Turning to Article 50, the Committee accepts that the process it sets out offers the only “viable” route by which withdrawal can be effected. It then addresses whether a notification under this provision might later be revoked unilaterally by the United Kingdom. The Committee considers the legal position to be unclear but notes that, should any attempt to do so by the UK be disputed by another member state, the matter would be decided by the Court of Justice. On this basis, and given that the uncertainty would only ever be resolved after Article 50 had already been triggered, the Committee deems it prudent for Parliament to work on the assumption that the triggering of Article 50 is an action that the UK cannot unilaterally reverse.
Article 50 of course leaves discretion to any Member State to decide to withdraw from the Union “in accordance with its own constitutional requirements.” The Committee observes that neither the question put to the electorate nor the provisions of the European Union Referendum Act 2015 set out how or when withdrawal should take place. Accordingly, the focus of most of the report is upon the respective roles and responsibilities of both Government and Parliament in managing the withdrawal process.
The issues surrounding the triggering of Article 50, and the appropriate role for Parliament in this process, will of course be aired before the High Court in October. In those proceedings, it will be argued that triggering Article 50 will lead inevitably to the repeal of the European Communities Act 1972, thereby affecting citizens’ statutory rights incorporated thereby. These impending consequences, it is argued, prevent the UK Government from activating Article 50 by way of the royal prerogative, requiring instead statutory authorisation by Parliament. The Government, on the other hand, maintains that it can invoke Article 50 as an act of the prerogative, and that “there is no legal obligation to consult Parliament on triggering Article 50” (HL Deb, 18 July 2016, col 430 [Lords Chamber]). Since the issue is subject to live proceedings, the Committee opts not to express a view on the differing legal arguments. Instead it focuses upon whether, and if so how, it would be constitutionally appropriate for Parliament to be involved, irrespective of whether or not the courts decide that statutory authority for triggering Article 50 is a legal requirement.

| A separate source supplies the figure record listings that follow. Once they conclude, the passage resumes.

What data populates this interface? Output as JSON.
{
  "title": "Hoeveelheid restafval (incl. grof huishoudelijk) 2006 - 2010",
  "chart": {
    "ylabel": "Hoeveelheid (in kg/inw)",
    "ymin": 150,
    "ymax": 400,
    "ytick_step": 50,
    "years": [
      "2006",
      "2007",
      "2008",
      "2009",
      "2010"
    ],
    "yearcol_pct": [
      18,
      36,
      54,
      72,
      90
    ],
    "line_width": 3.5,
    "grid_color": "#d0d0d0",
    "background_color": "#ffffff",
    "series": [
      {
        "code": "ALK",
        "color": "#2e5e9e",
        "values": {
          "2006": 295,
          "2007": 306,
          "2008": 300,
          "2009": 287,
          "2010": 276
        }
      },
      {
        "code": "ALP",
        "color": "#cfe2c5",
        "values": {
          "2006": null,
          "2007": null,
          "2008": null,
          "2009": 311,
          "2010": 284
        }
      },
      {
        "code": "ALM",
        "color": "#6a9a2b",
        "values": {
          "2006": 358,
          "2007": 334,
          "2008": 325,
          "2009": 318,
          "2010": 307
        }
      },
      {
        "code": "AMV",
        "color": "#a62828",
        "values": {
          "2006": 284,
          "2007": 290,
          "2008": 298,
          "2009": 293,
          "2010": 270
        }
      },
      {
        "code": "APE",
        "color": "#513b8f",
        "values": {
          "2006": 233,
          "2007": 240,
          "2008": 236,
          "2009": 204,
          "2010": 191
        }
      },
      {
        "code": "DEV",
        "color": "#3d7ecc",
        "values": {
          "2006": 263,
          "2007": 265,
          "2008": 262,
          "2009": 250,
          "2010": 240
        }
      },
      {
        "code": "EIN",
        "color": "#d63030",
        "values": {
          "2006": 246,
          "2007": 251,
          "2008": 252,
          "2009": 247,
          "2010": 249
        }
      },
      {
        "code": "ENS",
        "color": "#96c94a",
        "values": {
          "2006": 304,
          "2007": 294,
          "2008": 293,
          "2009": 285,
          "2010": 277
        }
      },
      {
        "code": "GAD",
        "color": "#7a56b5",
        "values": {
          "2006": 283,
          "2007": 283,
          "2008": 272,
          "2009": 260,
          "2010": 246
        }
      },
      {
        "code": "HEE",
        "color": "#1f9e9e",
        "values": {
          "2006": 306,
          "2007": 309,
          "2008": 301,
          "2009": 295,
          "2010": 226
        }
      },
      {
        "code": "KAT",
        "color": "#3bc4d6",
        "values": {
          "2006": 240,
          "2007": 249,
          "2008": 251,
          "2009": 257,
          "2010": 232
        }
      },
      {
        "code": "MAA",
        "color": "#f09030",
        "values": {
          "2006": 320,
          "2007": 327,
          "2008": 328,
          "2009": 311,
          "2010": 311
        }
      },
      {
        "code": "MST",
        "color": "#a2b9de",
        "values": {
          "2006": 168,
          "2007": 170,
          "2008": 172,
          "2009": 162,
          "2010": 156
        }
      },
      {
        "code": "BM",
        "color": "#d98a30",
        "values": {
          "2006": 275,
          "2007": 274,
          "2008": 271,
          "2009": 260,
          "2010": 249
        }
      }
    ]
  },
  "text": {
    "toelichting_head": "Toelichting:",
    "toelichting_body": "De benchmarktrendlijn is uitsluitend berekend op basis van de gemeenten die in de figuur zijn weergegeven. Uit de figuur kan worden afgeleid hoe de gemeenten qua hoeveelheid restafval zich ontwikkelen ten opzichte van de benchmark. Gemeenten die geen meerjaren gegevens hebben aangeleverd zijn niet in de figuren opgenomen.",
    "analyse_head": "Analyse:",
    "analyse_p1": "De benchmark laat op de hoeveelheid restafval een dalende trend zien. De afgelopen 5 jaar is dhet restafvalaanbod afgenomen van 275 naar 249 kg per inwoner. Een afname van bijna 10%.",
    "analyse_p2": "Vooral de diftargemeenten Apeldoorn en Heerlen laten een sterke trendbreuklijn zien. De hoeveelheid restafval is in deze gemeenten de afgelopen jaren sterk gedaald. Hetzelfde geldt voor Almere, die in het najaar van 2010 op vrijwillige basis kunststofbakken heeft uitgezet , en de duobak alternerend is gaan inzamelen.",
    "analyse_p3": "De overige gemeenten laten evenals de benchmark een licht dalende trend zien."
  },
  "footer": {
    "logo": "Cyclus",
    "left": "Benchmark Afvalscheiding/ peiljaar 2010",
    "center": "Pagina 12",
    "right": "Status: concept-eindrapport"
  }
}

To this end, Parliament should play a “central role” not only in the decision to trigger Article 50 but also during the negotiation process itself and at the point where the negotiated package is agreed and adopted. The Committee also anticipates that this role should continue, with parliamentary scrutiny of any ongoing relationship between the United Kingdom and the EU. Significantly, the Committee asserts that it is for Parliament itself to determine how it will be involved at each of these stages in the withdrawal process.